Мы сидели на балконе, на самодельных табуретках и ждали моего отца, который пошел за коньяком к знакомому барыге. Мне было тринадцать, и я с нетерпением ждал, когда же в моей стране восторжествует демократия и когда смогу купить себе плеер. До этого светлого часа, как и до осени, оставалось совсем немного, и мужская половина города с жаром обсуждала приближение этого события. На его фоне меркли даже строгие силуэты настоящего «Мерседеса», непонятно каким образом провезенного через все границы капитаном дальнего плаванья из третьей парадной. Несмотря на свирепый «сухой закон», благодаря которому вырубили виноградники за домами, лишив всех окрестных мальчишек ворованного угощения, мужчины ожидать демократию предпочитали за выпивкой. Даже те, которые вообще-то не по этим делам, как мой папа и дядя Яша, стремились как-то доказать эпохе, что все как один, единым порывом, под «будьмо!», готовы слиться с неизбежным будущим и счастливым изобилием капитализма. Поэтому собирались, переводили продукты на закуску и втаптывали в себя бутылочку. Благо, папа знал, где можно достать. Дядя Яша шинковал соленые огурчики и нарезал колечками лимоны, параллельно занимаясь коммерцией. Он вытащил на балкон модный импортный радиотелефон и обзванивал клиентов, сообщая, что у него в руках оказалась целая партия настоящего фирменного счастья, всех размеров, ведущих американских производителей, в том числе одесского эмигранта Евгения Клейна, с которым он был знаком еще в детстве.
– Нет. На самом деле это совершенно не спекуляция. Это магия. Казалось бы: что такого сложного в джинсах? Вот на тебе джинсы – простая и даже в чем-то банальная вещь. Но, чтобы попасть к тебе, они пережили два шторма, одну границу и два склада. Последнее – особенно тяжелое испытание. И если бы не свадьба заведующего, из-за которой возникла острая потребность в птице, твоя мать никогда бы не смогла принести их тебе. И это еще легко. Ингредиенты зачастую живут самостоятельной жизнью. Их приходится приманивать, как будто они самостоятельные участники круговорота вещей. Они даже умеют мстить. Разве это не магия?
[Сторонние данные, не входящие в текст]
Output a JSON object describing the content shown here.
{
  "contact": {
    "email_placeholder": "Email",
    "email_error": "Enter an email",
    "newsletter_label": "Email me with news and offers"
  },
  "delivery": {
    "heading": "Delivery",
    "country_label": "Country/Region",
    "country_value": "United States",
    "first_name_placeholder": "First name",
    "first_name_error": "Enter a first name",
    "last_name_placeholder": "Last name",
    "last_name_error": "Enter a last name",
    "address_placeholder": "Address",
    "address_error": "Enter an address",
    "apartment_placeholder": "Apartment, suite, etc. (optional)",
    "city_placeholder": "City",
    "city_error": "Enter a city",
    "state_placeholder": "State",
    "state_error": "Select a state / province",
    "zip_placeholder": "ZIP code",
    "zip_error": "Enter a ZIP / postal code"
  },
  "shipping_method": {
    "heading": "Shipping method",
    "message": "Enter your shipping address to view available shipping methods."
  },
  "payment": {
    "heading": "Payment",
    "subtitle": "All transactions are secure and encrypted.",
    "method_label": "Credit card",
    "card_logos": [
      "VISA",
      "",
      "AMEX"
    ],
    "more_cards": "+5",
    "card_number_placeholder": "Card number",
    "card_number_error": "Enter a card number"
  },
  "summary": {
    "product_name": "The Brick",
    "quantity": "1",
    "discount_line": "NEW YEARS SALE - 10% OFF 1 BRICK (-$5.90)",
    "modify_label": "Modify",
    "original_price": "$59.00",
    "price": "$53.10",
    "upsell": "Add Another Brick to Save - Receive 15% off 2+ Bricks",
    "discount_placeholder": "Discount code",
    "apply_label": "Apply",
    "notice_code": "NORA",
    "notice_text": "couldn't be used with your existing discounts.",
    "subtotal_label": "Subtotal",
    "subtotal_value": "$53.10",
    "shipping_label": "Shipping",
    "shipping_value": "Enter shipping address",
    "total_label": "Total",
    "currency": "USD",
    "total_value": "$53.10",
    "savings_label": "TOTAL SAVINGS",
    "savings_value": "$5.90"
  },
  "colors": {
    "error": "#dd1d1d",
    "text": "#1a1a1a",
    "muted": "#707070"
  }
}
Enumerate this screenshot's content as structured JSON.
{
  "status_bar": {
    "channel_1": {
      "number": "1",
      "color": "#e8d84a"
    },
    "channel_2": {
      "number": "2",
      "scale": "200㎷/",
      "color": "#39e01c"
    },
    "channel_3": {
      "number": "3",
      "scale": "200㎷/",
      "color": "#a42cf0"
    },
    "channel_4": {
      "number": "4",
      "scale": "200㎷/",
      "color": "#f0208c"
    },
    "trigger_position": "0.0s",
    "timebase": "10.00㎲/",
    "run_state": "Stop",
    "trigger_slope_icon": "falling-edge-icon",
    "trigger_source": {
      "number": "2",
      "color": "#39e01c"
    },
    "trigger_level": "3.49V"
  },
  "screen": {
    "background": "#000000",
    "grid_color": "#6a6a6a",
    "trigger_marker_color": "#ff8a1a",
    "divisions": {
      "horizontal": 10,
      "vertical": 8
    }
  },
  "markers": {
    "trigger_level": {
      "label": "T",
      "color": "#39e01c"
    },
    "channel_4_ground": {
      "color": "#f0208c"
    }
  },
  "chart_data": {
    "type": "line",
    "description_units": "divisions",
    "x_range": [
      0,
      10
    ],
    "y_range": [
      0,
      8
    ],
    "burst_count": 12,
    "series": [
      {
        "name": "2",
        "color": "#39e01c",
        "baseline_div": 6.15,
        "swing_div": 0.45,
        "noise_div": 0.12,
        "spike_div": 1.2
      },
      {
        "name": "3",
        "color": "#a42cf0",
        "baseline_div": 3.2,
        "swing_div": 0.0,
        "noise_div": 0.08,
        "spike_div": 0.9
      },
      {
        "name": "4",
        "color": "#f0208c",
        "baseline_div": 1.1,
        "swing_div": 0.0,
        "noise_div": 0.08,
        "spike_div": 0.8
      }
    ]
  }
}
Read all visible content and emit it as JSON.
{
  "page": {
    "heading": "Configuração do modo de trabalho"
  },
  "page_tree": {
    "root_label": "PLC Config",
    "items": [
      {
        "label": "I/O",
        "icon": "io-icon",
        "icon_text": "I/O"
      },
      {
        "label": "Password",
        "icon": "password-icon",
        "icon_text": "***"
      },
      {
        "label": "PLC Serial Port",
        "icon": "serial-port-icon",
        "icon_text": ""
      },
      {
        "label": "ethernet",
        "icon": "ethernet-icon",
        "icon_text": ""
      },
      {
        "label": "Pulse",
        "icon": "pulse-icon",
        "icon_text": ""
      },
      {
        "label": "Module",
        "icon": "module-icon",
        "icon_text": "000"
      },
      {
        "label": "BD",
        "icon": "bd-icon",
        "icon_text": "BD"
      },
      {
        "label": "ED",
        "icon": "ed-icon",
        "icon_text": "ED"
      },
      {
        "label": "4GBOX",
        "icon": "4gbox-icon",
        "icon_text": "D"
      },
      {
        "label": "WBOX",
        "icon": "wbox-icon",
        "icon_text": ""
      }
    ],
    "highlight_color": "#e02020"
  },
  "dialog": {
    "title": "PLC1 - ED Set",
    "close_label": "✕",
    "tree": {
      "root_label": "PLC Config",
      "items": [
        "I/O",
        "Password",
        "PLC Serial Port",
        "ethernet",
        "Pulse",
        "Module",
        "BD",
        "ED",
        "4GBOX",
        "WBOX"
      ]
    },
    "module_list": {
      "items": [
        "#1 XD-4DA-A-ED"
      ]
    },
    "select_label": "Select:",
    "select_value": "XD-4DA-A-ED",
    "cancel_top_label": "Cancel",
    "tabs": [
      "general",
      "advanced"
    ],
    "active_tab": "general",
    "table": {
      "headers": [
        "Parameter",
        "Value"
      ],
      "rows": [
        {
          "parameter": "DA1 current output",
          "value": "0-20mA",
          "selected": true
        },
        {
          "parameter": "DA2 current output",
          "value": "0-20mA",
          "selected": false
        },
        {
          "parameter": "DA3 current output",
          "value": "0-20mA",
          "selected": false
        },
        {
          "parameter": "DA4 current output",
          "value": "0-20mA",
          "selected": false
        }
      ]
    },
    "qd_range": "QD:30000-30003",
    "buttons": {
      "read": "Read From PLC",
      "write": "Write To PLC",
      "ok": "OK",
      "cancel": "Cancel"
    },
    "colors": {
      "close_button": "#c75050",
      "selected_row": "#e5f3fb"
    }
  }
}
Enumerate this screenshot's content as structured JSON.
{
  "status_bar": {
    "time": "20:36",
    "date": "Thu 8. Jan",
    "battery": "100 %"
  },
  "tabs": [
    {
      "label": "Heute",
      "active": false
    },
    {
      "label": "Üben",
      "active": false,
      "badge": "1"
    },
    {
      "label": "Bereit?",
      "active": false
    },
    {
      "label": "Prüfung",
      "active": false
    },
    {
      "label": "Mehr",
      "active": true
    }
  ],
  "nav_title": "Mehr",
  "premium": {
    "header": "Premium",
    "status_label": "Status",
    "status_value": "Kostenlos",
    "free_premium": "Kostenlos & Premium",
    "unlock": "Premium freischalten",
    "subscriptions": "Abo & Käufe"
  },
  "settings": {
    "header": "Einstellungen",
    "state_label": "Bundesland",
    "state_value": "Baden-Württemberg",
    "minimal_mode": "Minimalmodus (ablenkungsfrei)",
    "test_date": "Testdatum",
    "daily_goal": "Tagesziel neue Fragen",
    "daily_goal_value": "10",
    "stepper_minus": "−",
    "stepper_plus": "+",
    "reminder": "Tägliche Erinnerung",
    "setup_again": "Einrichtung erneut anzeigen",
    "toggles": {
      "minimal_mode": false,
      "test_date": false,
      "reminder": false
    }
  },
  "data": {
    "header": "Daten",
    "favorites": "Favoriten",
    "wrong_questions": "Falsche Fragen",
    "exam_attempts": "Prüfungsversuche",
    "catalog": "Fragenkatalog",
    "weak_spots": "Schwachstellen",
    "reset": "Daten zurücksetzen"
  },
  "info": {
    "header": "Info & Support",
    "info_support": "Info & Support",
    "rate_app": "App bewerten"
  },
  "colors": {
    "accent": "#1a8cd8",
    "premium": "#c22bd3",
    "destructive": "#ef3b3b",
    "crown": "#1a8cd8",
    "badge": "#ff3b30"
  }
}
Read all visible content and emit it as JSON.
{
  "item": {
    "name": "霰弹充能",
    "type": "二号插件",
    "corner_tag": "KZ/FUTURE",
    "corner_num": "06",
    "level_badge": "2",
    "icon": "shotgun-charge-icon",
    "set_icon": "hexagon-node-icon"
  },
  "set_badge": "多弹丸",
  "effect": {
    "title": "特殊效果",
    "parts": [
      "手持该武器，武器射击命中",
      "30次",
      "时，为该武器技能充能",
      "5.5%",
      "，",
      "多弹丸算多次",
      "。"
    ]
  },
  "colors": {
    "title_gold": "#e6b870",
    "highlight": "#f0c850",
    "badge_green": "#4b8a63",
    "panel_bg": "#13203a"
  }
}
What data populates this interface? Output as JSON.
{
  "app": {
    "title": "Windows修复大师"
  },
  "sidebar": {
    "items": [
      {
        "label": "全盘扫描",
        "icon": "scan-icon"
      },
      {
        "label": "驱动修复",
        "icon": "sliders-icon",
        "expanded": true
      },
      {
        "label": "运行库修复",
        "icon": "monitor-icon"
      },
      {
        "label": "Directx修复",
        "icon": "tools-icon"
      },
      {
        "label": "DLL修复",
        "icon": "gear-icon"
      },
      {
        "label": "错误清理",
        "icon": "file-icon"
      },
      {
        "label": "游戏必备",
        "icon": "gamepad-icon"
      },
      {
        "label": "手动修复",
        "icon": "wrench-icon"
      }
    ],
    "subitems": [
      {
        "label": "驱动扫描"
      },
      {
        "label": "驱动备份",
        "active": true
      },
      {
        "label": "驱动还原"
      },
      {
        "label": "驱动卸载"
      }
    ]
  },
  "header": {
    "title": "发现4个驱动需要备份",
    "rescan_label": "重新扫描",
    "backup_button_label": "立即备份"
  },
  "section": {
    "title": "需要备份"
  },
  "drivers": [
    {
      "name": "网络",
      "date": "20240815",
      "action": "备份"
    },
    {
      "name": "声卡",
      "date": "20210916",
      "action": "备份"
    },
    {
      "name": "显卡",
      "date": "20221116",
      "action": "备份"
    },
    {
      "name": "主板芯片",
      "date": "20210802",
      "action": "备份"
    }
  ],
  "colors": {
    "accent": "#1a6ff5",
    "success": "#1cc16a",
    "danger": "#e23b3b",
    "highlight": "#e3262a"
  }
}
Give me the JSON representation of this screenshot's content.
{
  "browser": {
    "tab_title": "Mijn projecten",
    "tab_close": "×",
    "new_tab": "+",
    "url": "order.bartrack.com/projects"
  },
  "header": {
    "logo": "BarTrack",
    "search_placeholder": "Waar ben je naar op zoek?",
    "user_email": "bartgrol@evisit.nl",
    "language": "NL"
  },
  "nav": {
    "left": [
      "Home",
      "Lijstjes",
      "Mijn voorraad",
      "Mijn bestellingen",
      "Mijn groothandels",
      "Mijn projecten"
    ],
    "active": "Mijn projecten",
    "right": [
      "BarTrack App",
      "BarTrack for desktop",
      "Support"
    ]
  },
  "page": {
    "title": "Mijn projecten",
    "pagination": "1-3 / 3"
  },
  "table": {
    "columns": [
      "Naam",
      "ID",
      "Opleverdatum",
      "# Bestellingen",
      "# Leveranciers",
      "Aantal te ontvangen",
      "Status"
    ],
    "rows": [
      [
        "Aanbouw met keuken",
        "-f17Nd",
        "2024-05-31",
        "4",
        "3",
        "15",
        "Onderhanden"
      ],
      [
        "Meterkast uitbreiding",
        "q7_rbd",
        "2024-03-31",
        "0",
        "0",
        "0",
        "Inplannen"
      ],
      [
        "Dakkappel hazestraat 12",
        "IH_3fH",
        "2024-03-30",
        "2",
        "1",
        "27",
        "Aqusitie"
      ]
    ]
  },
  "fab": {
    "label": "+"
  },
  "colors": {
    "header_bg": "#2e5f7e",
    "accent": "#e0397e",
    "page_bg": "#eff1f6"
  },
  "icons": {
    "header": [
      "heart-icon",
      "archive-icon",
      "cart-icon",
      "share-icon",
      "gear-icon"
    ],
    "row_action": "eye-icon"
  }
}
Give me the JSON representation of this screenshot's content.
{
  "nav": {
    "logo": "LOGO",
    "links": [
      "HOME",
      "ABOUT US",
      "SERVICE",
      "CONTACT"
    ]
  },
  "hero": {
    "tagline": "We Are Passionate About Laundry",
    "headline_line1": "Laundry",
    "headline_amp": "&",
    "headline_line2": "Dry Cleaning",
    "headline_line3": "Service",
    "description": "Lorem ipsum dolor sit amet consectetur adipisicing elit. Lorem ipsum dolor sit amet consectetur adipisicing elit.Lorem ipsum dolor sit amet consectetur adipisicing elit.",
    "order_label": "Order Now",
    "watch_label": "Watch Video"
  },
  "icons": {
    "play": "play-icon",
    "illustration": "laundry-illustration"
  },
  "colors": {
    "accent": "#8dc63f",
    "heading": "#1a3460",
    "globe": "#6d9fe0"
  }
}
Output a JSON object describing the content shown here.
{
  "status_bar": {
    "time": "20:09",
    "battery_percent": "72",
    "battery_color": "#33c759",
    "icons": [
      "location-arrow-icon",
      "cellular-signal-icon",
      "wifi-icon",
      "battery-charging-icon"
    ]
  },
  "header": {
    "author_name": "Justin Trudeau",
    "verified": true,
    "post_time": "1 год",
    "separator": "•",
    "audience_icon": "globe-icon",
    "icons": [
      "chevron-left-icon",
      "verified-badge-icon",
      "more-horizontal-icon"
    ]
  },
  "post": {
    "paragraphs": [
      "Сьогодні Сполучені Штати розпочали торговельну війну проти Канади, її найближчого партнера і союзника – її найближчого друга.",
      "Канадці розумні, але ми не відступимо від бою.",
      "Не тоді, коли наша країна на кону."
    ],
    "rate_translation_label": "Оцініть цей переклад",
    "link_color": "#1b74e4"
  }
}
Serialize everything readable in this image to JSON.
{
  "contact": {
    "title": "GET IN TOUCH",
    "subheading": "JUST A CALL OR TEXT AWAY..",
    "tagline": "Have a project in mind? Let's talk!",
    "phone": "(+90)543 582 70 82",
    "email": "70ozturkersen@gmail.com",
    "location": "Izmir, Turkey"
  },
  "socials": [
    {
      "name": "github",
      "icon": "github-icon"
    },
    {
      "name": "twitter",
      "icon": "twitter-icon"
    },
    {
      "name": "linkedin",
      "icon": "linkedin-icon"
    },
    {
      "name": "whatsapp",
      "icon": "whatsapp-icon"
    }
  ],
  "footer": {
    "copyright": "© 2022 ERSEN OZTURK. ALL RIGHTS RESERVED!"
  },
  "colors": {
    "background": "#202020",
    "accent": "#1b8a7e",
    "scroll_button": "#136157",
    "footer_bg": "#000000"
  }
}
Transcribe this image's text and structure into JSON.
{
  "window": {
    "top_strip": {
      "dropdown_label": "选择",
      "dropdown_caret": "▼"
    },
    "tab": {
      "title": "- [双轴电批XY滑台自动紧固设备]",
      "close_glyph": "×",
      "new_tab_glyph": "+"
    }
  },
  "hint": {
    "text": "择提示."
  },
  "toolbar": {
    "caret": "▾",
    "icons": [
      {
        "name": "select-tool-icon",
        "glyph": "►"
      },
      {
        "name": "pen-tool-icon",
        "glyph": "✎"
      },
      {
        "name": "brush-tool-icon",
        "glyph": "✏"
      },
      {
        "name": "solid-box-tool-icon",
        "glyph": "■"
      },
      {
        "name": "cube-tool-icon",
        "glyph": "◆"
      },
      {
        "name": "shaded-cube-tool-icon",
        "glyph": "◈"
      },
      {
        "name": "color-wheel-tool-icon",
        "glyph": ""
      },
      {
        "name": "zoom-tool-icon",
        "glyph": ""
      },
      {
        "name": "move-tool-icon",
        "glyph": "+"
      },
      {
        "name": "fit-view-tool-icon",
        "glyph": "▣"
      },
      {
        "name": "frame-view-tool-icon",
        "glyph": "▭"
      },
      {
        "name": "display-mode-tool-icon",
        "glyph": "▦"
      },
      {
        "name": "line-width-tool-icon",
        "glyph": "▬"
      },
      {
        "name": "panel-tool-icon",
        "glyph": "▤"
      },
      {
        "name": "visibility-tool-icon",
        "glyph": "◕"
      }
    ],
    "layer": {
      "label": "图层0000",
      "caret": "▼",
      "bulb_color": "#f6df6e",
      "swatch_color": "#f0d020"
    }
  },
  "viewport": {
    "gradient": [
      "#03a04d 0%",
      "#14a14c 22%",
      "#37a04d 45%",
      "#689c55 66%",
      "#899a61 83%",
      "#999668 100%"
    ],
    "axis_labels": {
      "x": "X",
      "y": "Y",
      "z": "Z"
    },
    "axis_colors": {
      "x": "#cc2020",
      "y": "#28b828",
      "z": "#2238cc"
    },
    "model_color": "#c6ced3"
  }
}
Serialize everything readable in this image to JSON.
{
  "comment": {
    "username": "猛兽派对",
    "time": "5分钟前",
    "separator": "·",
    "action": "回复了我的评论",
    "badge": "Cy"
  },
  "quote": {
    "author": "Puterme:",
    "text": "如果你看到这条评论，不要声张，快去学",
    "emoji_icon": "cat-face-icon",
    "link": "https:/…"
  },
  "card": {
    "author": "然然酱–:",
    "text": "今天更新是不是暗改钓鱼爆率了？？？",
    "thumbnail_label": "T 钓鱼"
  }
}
– Магия, – искренне соглашаюсь я, и тут же вспоминаю, какими невообразимыми бедствиями и самыми откровенными скандалами грозит отсутствие сахара в сезон закруток. – И сахар тоже магия?
– Сахар – это наказание, сахар – это стыдно, – жаловался он, сморкаясь с балкона на соседку с шестого этажа, которую никто не любил, из-за нервного пекинеса и мужа-следователя. – Это черная магия. Жертвоприношения и кровь младенцев – мелочь по сравнению с поиском сахара и папирос. И я! Я! – энергично размахивая телефоном, он принимал у вернувшегося отца бутылку. – Я, который мог найти настоящего «версачи», не говоря уже о таких мелочах, как «хьюго босс», должен заниматься этой некромантией? Копаться во внутренностях строя, безусловно, социалистического, чтобы вытащить на свет божий мешок крупы?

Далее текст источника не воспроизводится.